Wem gehört die Zeitschrift, fragt der eine, und zeigt auf das Gepäcknetz.
Georg fällt ein, dass er den SPIEGEL da abgelegt hat.
Er zuckt mit den Schultern. Und da ihn die Frau auch nicht für sich reklamiert, nimmt ihn einer der Grenzer mit. Kein Gruß. Die Tür knallt ins Schloss.
Na, fröhliche Lektüre, Genossen, denkt Georg. Bloß gut, dass auch ich ihn geschenkt bekommen habe.
Der Zug war zum Stehen gekommen. Tiefgraue Wolken hingen über dem Land. Der Wind peitschte dicke Tropfen gegen die Scheiben, die sich in irrenden Rinnsalen vereinten und wieder auseinanderflossen. Georg malte sich aus, welches Bild es ergäbe, zöge er deren nervös zuckende Zickzackbewegungen mit einem schwarzen Edding auf der Fensterinnenseite nach. Vor seinen Augen entstand ein Miró, ein Hartung, der sich zu einem Jackson Pollock entwickelte.
Eine Diesellok schleppte eine Kette von Tankwagen an seinem Fenster vorbei. Reflexartig zählte er die Spiegelbilder, die ihm jeder vorübergleitende Tank bescherte. Fünfunddreißig Mal Georg im Spiegel. Dann zog sein Zug langsam wieder an.
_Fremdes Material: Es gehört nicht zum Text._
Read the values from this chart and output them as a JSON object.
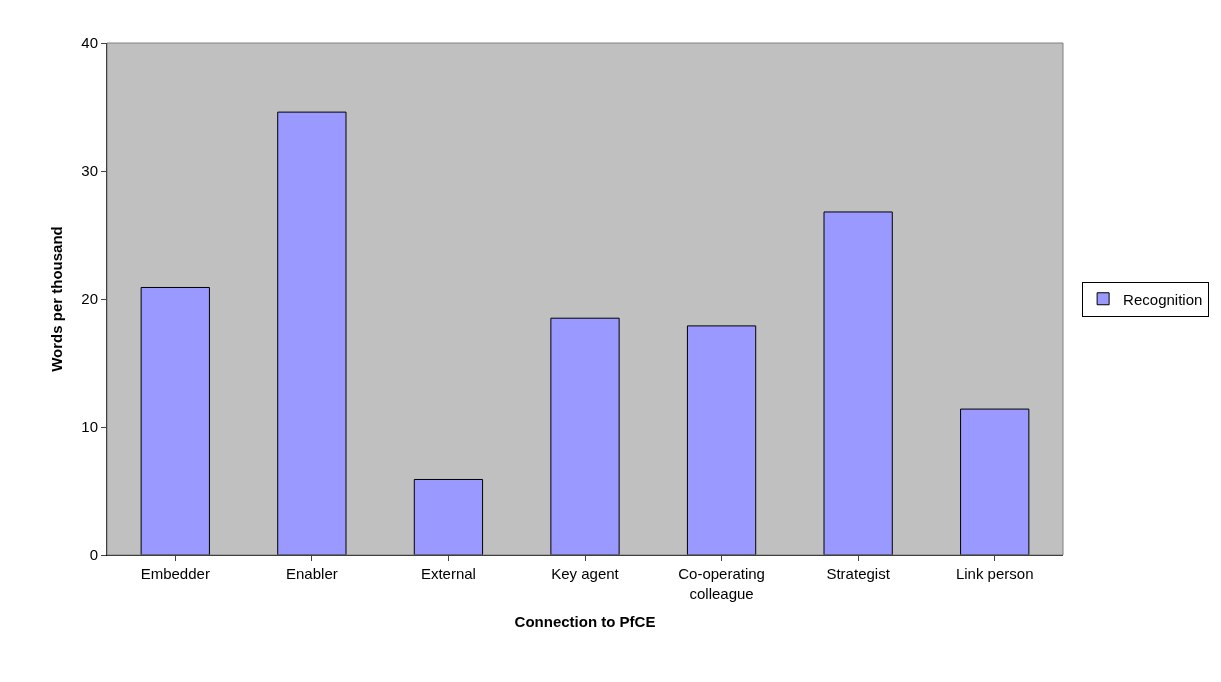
{
  "chart_data": {
    "type": "bar",
    "xlabel": "Connection to PfCE",
    "ylabel": "Words per thousand",
    "categories": [
      "Embedder",
      "Enabler",
      "External",
      "Key agent",
      "Co-operating colleague",
      "Strategist",
      "Link person"
    ],
    "series": [
      {
        "name": "Recognition",
        "color": "#9999ff",
        "values": [
          20.9,
          34.6,
          5.9,
          18.5,
          17.9,
          26.8,
          11.4
        ]
      }
    ],
    "ylim": [
      0,
      40
    ],
    "yticks": [
      0,
      10,
      20,
      30,
      40
    ],
    "grid": false,
    "legend": "right"
  }
}
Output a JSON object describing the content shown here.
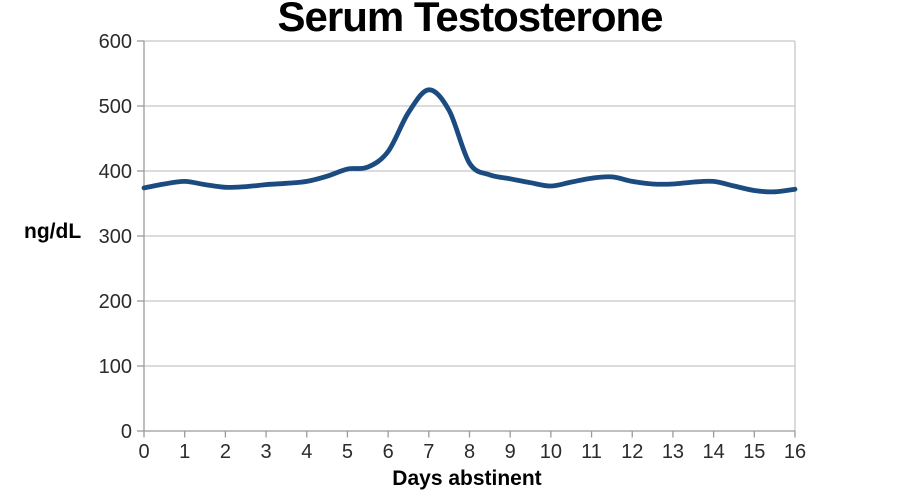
{
  "chart_data": {
    "type": "line",
    "title": "Serum Testosterone",
    "xlabel": "Days abstinent",
    "ylabel": "ng/dL",
    "xlim": [
      0,
      16
    ],
    "ylim": [
      0,
      600
    ],
    "x_ticks": [
      0,
      1,
      2,
      3,
      4,
      5,
      6,
      7,
      8,
      9,
      10,
      11,
      12,
      13,
      14,
      15,
      16
    ],
    "y_ticks": [
      0,
      100,
      200,
      300,
      400,
      500,
      600
    ],
    "grid": "horizontal",
    "legend": "none",
    "colors": {
      "line": "#1B4B80",
      "gridline": "#c7c7c7",
      "axis": "#9b9b9b",
      "tick_label": "#2b2b2b",
      "title": "#000000"
    },
    "series": [
      {
        "name": "Serum Testosterone",
        "x": [
          0,
          0.5,
          1,
          1.5,
          2,
          2.5,
          3,
          3.5,
          4,
          4.5,
          5,
          5.5,
          6,
          6.5,
          7,
          7.5,
          8,
          8.5,
          9,
          9.5,
          10,
          10.5,
          11,
          11.5,
          12,
          12.5,
          13,
          13.5,
          14,
          14.5,
          15,
          15.5,
          16
        ],
        "y": [
          374,
          380,
          384,
          379,
          375,
          376,
          379,
          381,
          384,
          392,
          403,
          406,
          430,
          490,
          525,
          493,
          412,
          394,
          388,
          382,
          377,
          383,
          389,
          391,
          384,
          380,
          380,
          383,
          384,
          377,
          370,
          368,
          372
        ]
      }
    ],
    "peak": {
      "x": 7,
      "y": 525
    },
    "baseline_range": [
      368,
      406
    ]
  }
}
Er erinnert sich an die Schulklasse, die in Köln zusteigt, junge Damen allesamt, Abiturientinnen, wie sich herausstellt. Fünf von ihnen kommen in sein Abteil, das die Strickerin inzwischen verlassen hat. Die andern verteilen sich auf die Nachbarabteile. Man nimmt keine Notiz von ihm. Georg gewöhnt sich an den Krach und das ständige Auf- und Zurollen der Tür und liest weiter in seinem Collin.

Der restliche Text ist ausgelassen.